It’s been over a year since I started working on this article. Situations have changed in the meantime, but I will publish it anyway hoping it will still serve its purpose under the current circumstance in Japan.
There has been a fad of fixed-gear track racers in the bicycle industry in the last few years. Originally, very limited number of competitive or peculiar frame manufacturers were in this field. Suddenly, major MTB and BMX makers jumped in, and the bikes have been sold and ridden widely. As a result, as you may remember, there was a huge social bashing for riding these bikes on the street without brakes which are not originally equipped as long as the bikes stayed on the track.
Enough intro, and what I’d like to question here is the name, the alphabetical words used to describe these bikes which go like “pist bike”.
Some people (in Japan) may think these are legitimate English words or something because you see them all the time in magazines and whatnot. But these are Japanese Katakana words that can’t convey the meaning overseas, as the English speaker’s way of hearing it can be, “pissed (as in drunk or peed) bicycle”.
Certainly, the French word “piste” has been used widely in Japan to refer to track bikes and track competition. “Vélo de piste” is the french term for track bike, meaning the same thing as vélo is bike and piste is track. The pronunciation is like, if written in alphabets, [velo d pist].
So, the question is, how did the word “pist” emerge, not to describe the pronunciation but to actually appear on magazine pages as some kind of alphabetical word?
So far as I’ve found, the Turkish language is the only one that actually has the word “pist” to mean track. Hmm, that can’t be the source of this major phenomenon all over Japan. So my guess is, some trend setting media folks either created the word by hearing the French word and magically turning it into a English-like word while retaining the phonetic properties, or started using it after seeing someone write it somewhere, without any background check for the legitimacy of the word. Then the word was sometimes mixed with the English word “bike”, and was spread wide like an outbreak. Boy, where are the respect for the history of bikes, seriousness about weaving threads of words, and recognition of responsibility that must accompany the power of media to spread information?

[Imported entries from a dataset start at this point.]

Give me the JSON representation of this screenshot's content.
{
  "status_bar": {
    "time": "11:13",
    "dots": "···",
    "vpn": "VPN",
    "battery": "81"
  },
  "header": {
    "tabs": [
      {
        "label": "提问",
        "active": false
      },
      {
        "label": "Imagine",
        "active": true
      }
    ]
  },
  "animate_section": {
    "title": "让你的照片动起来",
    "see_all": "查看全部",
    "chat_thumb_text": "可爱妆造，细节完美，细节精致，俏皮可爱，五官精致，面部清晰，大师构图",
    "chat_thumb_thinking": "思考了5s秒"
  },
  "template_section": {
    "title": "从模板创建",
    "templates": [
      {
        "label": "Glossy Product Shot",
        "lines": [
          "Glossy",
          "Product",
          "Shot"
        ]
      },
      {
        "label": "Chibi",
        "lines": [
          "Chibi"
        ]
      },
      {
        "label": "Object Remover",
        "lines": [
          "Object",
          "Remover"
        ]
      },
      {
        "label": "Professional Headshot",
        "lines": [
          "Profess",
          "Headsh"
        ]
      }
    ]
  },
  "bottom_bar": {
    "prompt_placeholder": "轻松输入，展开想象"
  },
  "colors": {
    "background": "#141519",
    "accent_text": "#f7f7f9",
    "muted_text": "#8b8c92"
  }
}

Another wonder to me is that the word “pista” is often used in Japan to refer to track bike riders. Is it because the “a” sound at the end reminds you of English words ending with “er”, which, farther out on the same legitimate track, can be spelled as “a”, ight? Like, yo man, you muthafucka me pista? That’s got to be too much listening to gangster raps. Mind you, “pista” is just “track” in Italian and Spanish, and there is no such word as “pist” in English, so it just doesn’t work like that.
If by any chance this confusion about this term can settle down for the better in the future, I think the word “fixie” can be where it should settle. This word has been used in peculiar fields such as riding in town or in the mountain with fixed gears than in tracks. Why not just “piste” in French or “track bike” in English, you may ask? The reason is that most post-fad fixed gear bikes are not even track bikes anymore. With flat handlebars instead of drops for daily convenience, fat 26″ tires instead of the skinny for tricks, the only identity they’ve got left is the fact that they have fixed gears.
Oh if you’ve never tried fixies, I’d recommend you give it a shot. I love the directness and simplicity like no other. You can also enjoy riding the same kind of bike as they were in memorable Keirin races and great hour-record attempts. Fixed gear has been around longer than freewheels, so let the history add to the joy.